What makes the current moment so striking is that the drift now appears to be reversing, cautiously and without the overexuberance that defined the post-WTO era. The catalyst for this shift is not a transformation in Chinese governance or economic structure, political systemic change, or how Beijing itself views the West. As difficult as it is for many in Washington to admit, it is a growing perception of volatility emanating from Washington itself, an uncomfortable realization for the U.S. national security establishment, and an even harder one for allies to process.

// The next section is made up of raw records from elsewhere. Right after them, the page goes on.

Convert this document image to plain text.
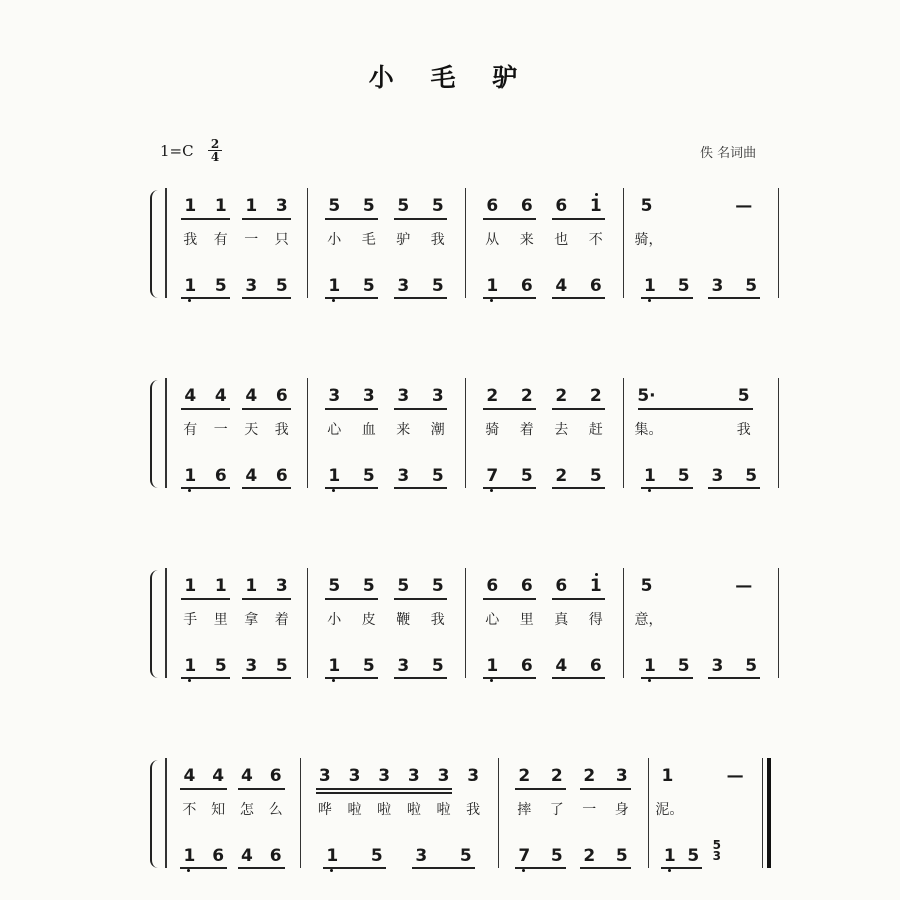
小 毛 驴
1=C 2
4	佚 名词曲
1 1 1 3
我	有	一	只
1 5 3 5
5 5 5 5
小	毛	驴	我
1 5 3 5
6 6 6 1
从	来	也	不
1 6 4 6
5	—
骑，
1 5 3 5
4 4 4 6
有	一	天	我
1 6 4 6
3 3 3 3
心	血	来	潮
1 5 3 5
2 2 2 2
骑	着	去	赶
7 5 2 5
5·	5
集。	我
1 5 3 5
1 1 1 3
手	里	拿	着
1 5 3 5
5 5 5 5
小	皮	鞭	我
1 5 3 5
6 6 6 1
心	里	真	得
1 6 4 6
5	—
意，
1 5 3 5
4 4 4 6
不	知	怎	么
1 6 4 6
3 3 3 3 3 3
哗	啦	啦	啦	啦	我
1 5 3 5
2 2 2 3
摔	了	一	身
7 5 2 5
1	—
泥。
1 5
5
3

The realignment became particularly visible at Davos, where Trump openly mocked French President Emmanuel Macron, criticized Canada for insufficient gratitude, and dismissed NATO as a money pit. His incorrect assertion that NATO allies had not served on Afghanistan’s front lines, later walked back, reinforced a broader perception that times and realities had shifted. But the contempt for Europe did not begin there. It has been building since Vice President JD Vance’s blistering address at last year’s Munich Security Conference, where European partners were publicly castigated. Since then, the tone shift has reverberated across European capitals.
Public opinion data suggests this paradigm shift is not being received lightly. In Germany, recent polling indicates that 71% of respondents now view the United States as an adversary, while continent-wide surveys show only 16% still describe the U.S. as an ally. These figures signal more than frustration; they represent a recalibration of allied risk perception. Risk is one of the most consequential currencies in geopolitics, and Washington has spent years constructing an elaborate risk architecture around China. Now that architecture appears to be turned on its head.
European leaders and the ‘middle power’ imperative
Beijing did not engineer this paradigm shift, but if it plays its cards right, it is positioned to benefit from it. Over the past year, a steady procession of allied leaders has made its way to China. Each visit has been grounded in national economic self-interest, and while trust in China may be limited, reliance on Washington now feels less certain — more to the point, riskier.